I am 3 months into baby #2 and you are so right… it’s a whole new ballgame!! Some days are easier than others, but phew it’s a lot of work haha!
Oh it is! My litte is 19 months old and I can say that the work only increases! But it is so worth it:)
I found myself nodding along with everything you said! For me, I was able to soak in the stages with my second because I wasn’t worried about everything! But so true how you’ll feel like a new parent all over again! My girls are SO different!
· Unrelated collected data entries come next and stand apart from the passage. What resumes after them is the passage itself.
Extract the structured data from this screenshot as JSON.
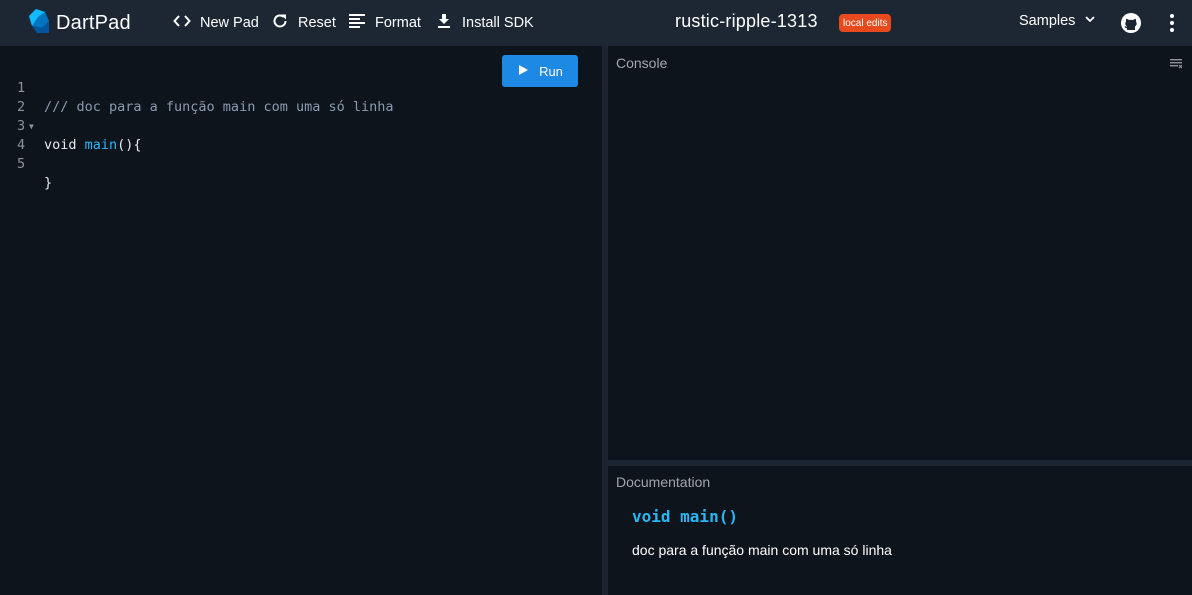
{
  "app": {
    "name": "DartPad"
  },
  "toolbar": {
    "new_pad": "New Pad",
    "reset": "Reset",
    "format": "Format",
    "install_sdk": "Install SDK",
    "pad_title": "rustic-ripple-1313",
    "edits_badge": "local edits",
    "samples": "Samples"
  },
  "editor": {
    "run_label": "Run",
    "lines": [
      {
        "num": "1",
        "text": "/// doc para a função main com uma só linha"
      },
      {
        "num": "2",
        "text": "void main(){"
      },
      {
        "num": "3",
        "text": ""
      },
      {
        "num": "4",
        "text": ""
      },
      {
        "num": "5",
        "text": "}"
      }
    ],
    "line2_keyword": "void ",
    "line2_fn": "main",
    "line2_rest": "(){"
  },
  "console": {
    "label": "Console"
  },
  "documentation": {
    "label": "Documentation",
    "signature": "void main()",
    "text": "doc para a função main com uma só linha"
  },
  "icons": {
    "brand": "dart-logo-icon",
    "new_pad": "code-brackets-icon",
    "reset": "refresh-icon",
    "format": "format-lines-icon",
    "install_sdk": "download-icon",
    "samples_chevron": "chevron-down-icon",
    "github": "github-icon",
    "more": "more-vert-icon",
    "run": "play-icon",
    "clear_console": "clear-console-icon"
  },
  "colors": {
    "topbar": "#1d2733",
    "background": "#0e141c",
    "accent": "#1e88e5",
    "badge": "#e8491d",
    "function": "#29b6f6",
    "comment": "#8a9ab0"
  }
}
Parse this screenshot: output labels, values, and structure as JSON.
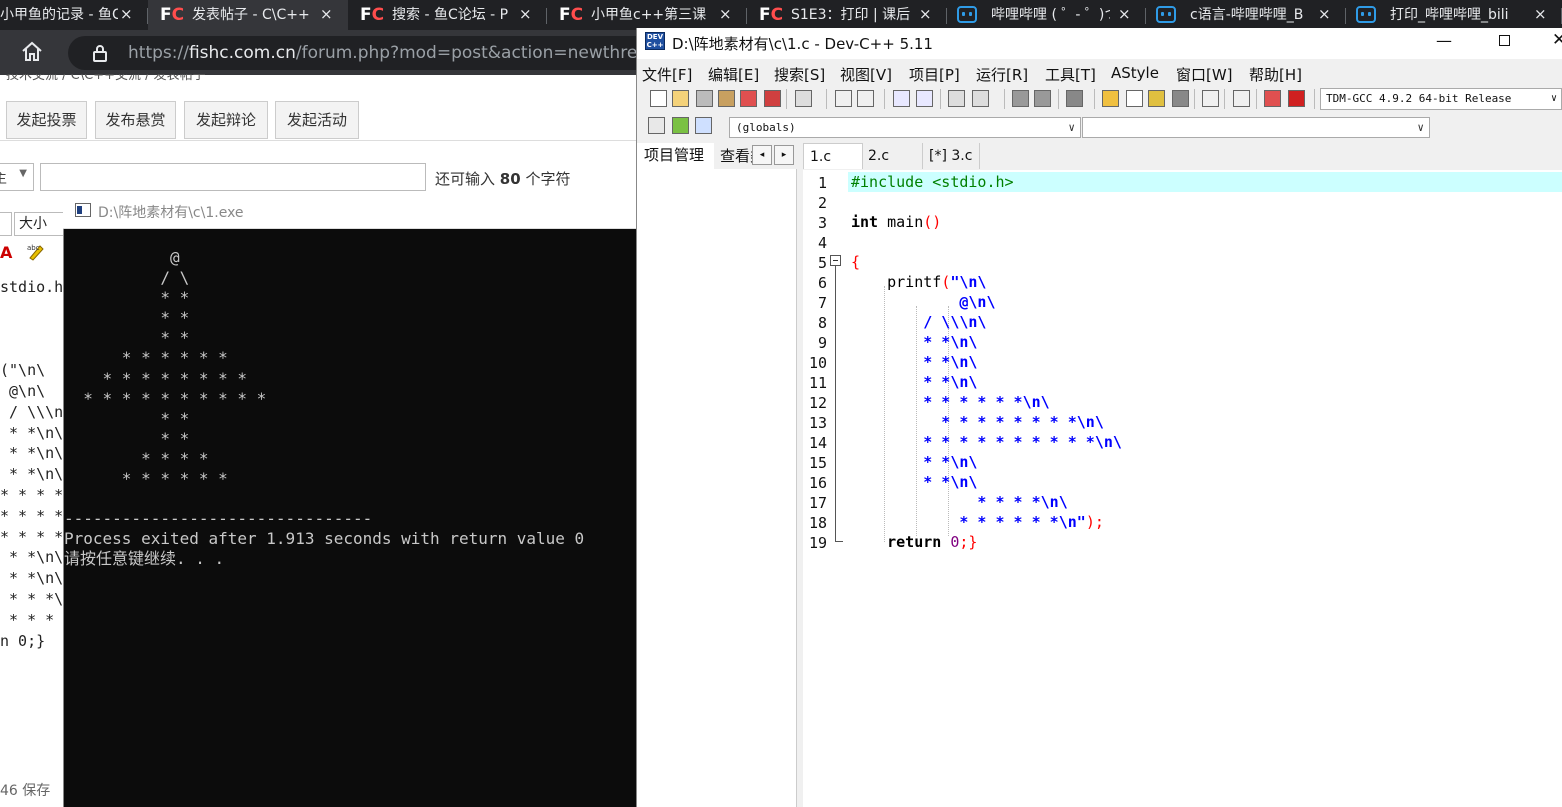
{
  "browser": {
    "tabs": [
      {
        "favicon": "fc-icon",
        "title": "小甲鱼的记录 - 鱼C",
        "active": false
      },
      {
        "favicon": "fc-icon",
        "title": "发表帖子 - C\\C++",
        "active": true
      },
      {
        "favicon": "fc-icon",
        "title": "搜索 - 鱼C论坛 - P",
        "active": false
      },
      {
        "favicon": "fc-icon",
        "title": "小甲鱼c++第三课",
        "active": false
      },
      {
        "favicon": "fc-icon",
        "title": "S1E3：打印 | 课后",
        "active": false
      },
      {
        "favicon": "bilibili-icon",
        "title": "哔哩哔哩 ( ゜- ゜)つ",
        "active": false
      },
      {
        "favicon": "bilibili-icon",
        "title": "c语言-哔哩哔哩_B",
        "active": false
      },
      {
        "favicon": "bilibili-icon",
        "title": "打印_哔哩哔哩_bili",
        "active": false
      }
    ],
    "close_glyph": "×",
    "url_prefix": "https://",
    "url_host": "fishc.com.cn",
    "url_path": "/forum.php?mod=post&action=newthread&fid"
  },
  "forum": {
    "breadcrumb": "技术交流  /  C\\C++交流  /  发表帖子",
    "post_type_buttons": [
      "发起投票",
      "发布悬赏",
      "发起辩论",
      "发起活动"
    ],
    "select_value": "主",
    "char_counter_prefix": "还可输入",
    "char_counter_value": "80",
    "char_counter_suffix": "个字符",
    "font_size_label": "大小",
    "editor_lines": [
      "stdio.h>",
      "",
      "",
      "",
      "(\"\\n\\",
      " @\\n\\",
      " / \\\\\\n\\",
      " * *\\n\\",
      " * *\\n\\",
      " * *\\n\\",
      "* * * *\\",
      "* * * *",
      "* * * *",
      " * *\\n\\",
      " * *\\n\\",
      " * * *\\n\\",
      " * * * *\\",
      "n 0;}"
    ],
    "save_status": "46 保存"
  },
  "console": {
    "title": "D:\\阵地素材有\\c\\1.exe",
    "output": "           @\n          / \\\n          * *\n          * *\n          * *\n      * * * * * *\n    * * * * * * * *\n  * * * * * * * * * *\n          * *\n          * *\n        * * * *\n      * * * * * *\n\n--------------------------------\nProcess exited after 1.913 seconds with return value 0\n请按任意键继续. . ."
  },
  "devcpp": {
    "title": "D:\\阵地素材有\\c\\1.c - Dev-C++ 5.11",
    "menus": [
      "文件[F]",
      "编辑[E]",
      "搜索[S]",
      "视图[V]",
      "项目[P]",
      "运行[R]",
      "工具[T]",
      "AStyle",
      "窗口[W]",
      "帮助[H]"
    ],
    "compiler": "TDM-GCC 4.9.2 64-bit Release",
    "scope_combo": "(globals)",
    "symbol_combo": "",
    "left_tabs": [
      "项目管理",
      "查看类"
    ],
    "file_tabs": [
      "1.c",
      "2.c",
      "[*] 3.c"
    ],
    "active_file_tab": "1.c",
    "line_numbers": [
      "1",
      "2",
      "3",
      "4",
      "5",
      "6",
      "7",
      "8",
      "9",
      "10",
      "11",
      "12",
      "13",
      "14",
      "15",
      "16",
      "17",
      "18",
      "19"
    ],
    "code": {
      "l1": "#include <stdio.h>",
      "l3_kw": "int",
      "l3_rest": " main",
      "l3_paren": "()",
      "l5": "{",
      "l6_fn": "    printf",
      "l6_paren": "(",
      "l6_str": "\"\\n\\",
      "l7": "            @\\n\\",
      "l8": "        / \\\\\\n\\",
      "l9": "        * *\\n\\",
      "l10": "        * *\\n\\",
      "l11": "        * *\\n\\",
      "l12": "        * * * * * *\\n\\",
      "l13": "          * * * * * * * *\\n\\",
      "l14": "        * * * * * * * * * *\\n\\",
      "l15": "        * *\\n\\",
      "l16": "        * *\\n\\",
      "l17": "              * * * *\\n\\",
      "l18_str": "            * * * * * *\\n\"",
      "l18_end": ");",
      "l19_kw": "    return",
      "l19_num": " 0",
      "l19_end": ";}"
    }
  },
  "colors": {
    "browser_tabbar": "#202124",
    "browser_active_tab": "#35363a",
    "console_bg": "#0c0c0c",
    "current_line": "#ccffff",
    "string_color": "#0000ff",
    "preprocessor": "#008000",
    "symbol": "#ff0000"
  }
}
Makes you wonder what it’s like with a third!
All so true! I have 4 kiddos and I always say, having a kid does nothing to prepare you for having the next kid ๐ They each play by their own set of rules. You have to learn it all again! The only difference is, you’re more seasoned and able to go with the flow. And you definitely realize what a blip the whole newborn stage is! It’s tough but it’s over in a nanosecond. Having multiple kids is SO much work, but I absolutely love that my kids have each other and they’ll be in each other’s lives long after I’m gone.
Wow! 4 kids – I can’t even imagine the love hat goes around! Kudos to you!
So much truth in this post! Thanks for sharing!
My pleasure! Glad you enjoyed:)
I have baby number two on the way and am looking forward to the new rollercoaster! ๐ Good point about the regression. I notice them with changing sleep patterns, but am not quite sure what to expect with adding a new addition ๐
Whatever it is, you will get through it! My daughter started having accidents more frequently but thankfully it only lasted a few weeks! Congrats on your second!